Koozali.org: home of the SME Server

Legacy Forums => Experienced User Forum => Topic started by: allun on April 13, 2004, 02:14:01 AM

Title: How to allow/disallow SSH login via email or web?
Post by: allun on April 13, 2004, 02:14:01 AM

Hi,

I have this crazy idea for mildly increasing the security aspects of my servers - I have a few around the country that I need SSH access to, but it would please the clients to no end if I could say that SSH is only enabled when i need it enabled.

I can hack together some php or a procmail rule that runs a script to turn on and off SSH - but my knowledge is lacking in 1 key area:

What commands do i run to turn on and off SSH access? note - i'm not worried whether the commands actuall turn ssh on and off or whether they just open/close the port....

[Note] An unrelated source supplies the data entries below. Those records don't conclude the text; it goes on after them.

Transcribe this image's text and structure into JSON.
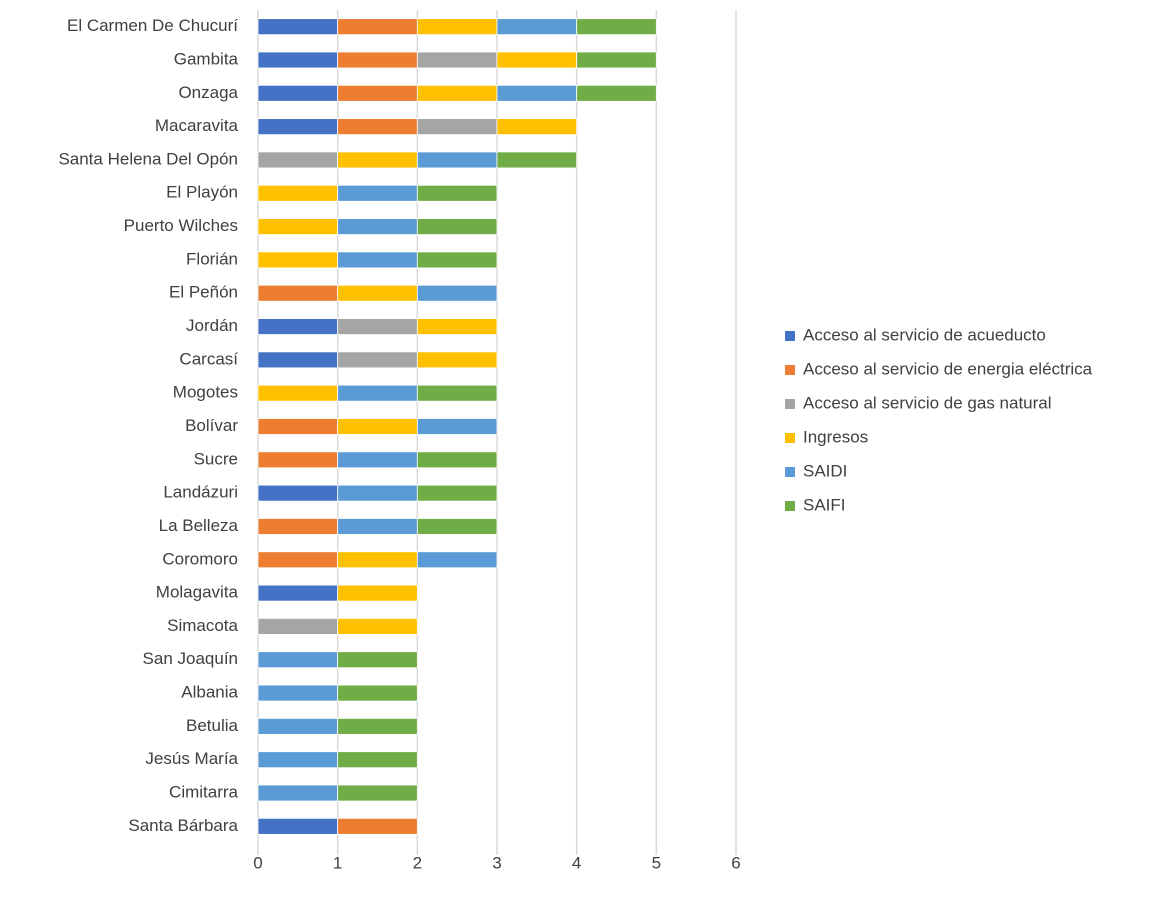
{
  "chart_data": {
    "type": "stacked_barh",
    "categories": [
      "El Carmen De Chucurí",
      "Gambita",
      "Onzaga",
      "Macaravita",
      "Santa Helena Del Opón",
      "El Playón",
      "Puerto Wilches",
      "Florián",
      "El Peñón",
      "Jordán",
      "Carcasí",
      "Mogotes",
      "Bolívar",
      "Sucre",
      "Landázuri",
      "La Belleza",
      "Coromoro",
      "Molagavita",
      "Simacota",
      "San Joaquín",
      "Albania",
      "Betulia",
      "Jesús María",
      "Cimitarra",
      "Santa Bárbara"
    ],
    "series": [
      {
        "name": "Acceso al servicio de acueducto",
        "color": "#4472c4",
        "values": [
          1,
          1,
          1,
          1,
          0,
          0,
          0,
          0,
          0,
          1,
          1,
          0,
          0,
          0,
          1,
          0,
          0,
          1,
          0,
          0,
          0,
          0,
          0,
          0,
          1
        ]
      },
      {
        "name": "Acceso al servicio de energia eléctrica",
        "color": "#ed7d31",
        "values": [
          1,
          1,
          1,
          1,
          0,
          0,
          0,
          0,
          1,
          0,
          0,
          0,
          1,
          1,
          0,
          1,
          1,
          0,
          0,
          0,
          0,
          0,
          0,
          0,
          1
        ]
      },
      {
        "name": "Acceso al servicio de gas natural",
        "color": "#a5a5a5",
        "values": [
          0,
          1,
          0,
          1,
          1,
          0,
          0,
          0,
          0,
          1,
          1,
          0,
          0,
          0,
          0,
          0,
          0,
          0,
          1,
          0,
          0,
          0,
          0,
          0,
          0
        ]
      },
      {
        "name": "Ingresos",
        "color": "#ffc000",
        "values": [
          1,
          1,
          1,
          1,
          1,
          1,
          1,
          1,
          1,
          1,
          1,
          1,
          1,
          0,
          0,
          0,
          1,
          1,
          1,
          0,
          0,
          0,
          0,
          0,
          0
        ]
      },
      {
        "name": "SAIDI",
        "color": "#5b9bd5",
        "values": [
          1,
          0,
          1,
          0,
          1,
          1,
          1,
          1,
          1,
          0,
          0,
          1,
          1,
          1,
          1,
          1,
          1,
          0,
          0,
          1,
          1,
          1,
          1,
          1,
          0
        ]
      },
      {
        "name": "SAIFI",
        "color": "#70ad47",
        "values": [
          1,
          1,
          1,
          0,
          1,
          1,
          1,
          1,
          0,
          0,
          0,
          1,
          0,
          1,
          1,
          1,
          0,
          0,
          0,
          1,
          1,
          1,
          1,
          1,
          0
        ]
      }
    ],
    "xlim": [
      0,
      6
    ],
    "xticks": [
      0,
      1,
      2,
      3,
      4,
      5,
      6
    ],
    "grid": true,
    "legend": "right"
  }
}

I've tried looking at the logs when changing the SSH status thru server manager but i'm hoping someone will reply with the exact commands....

cheers


Allun

Title: How to allow/disallow SSH login via email or web?
Post by: bobk on April 13, 2004, 03:58:55 AM

I have not tried this but you might have a look at /etc/e-smith/web/panels/manager/cgi-bin/remoteaccess.. At about line 92 you will see some of the e-smith ConfigDB properties for sshd.

You should be able to write your script to set these properties as you like by using a command similar to

Code: [Select]

# /sbin/e-smith/db configuration setprop sshd status [prop] where [prop] could be private or public.

This might get you going in the right direction. Maybe someone with more knowledge of the ConfigDB can be more help.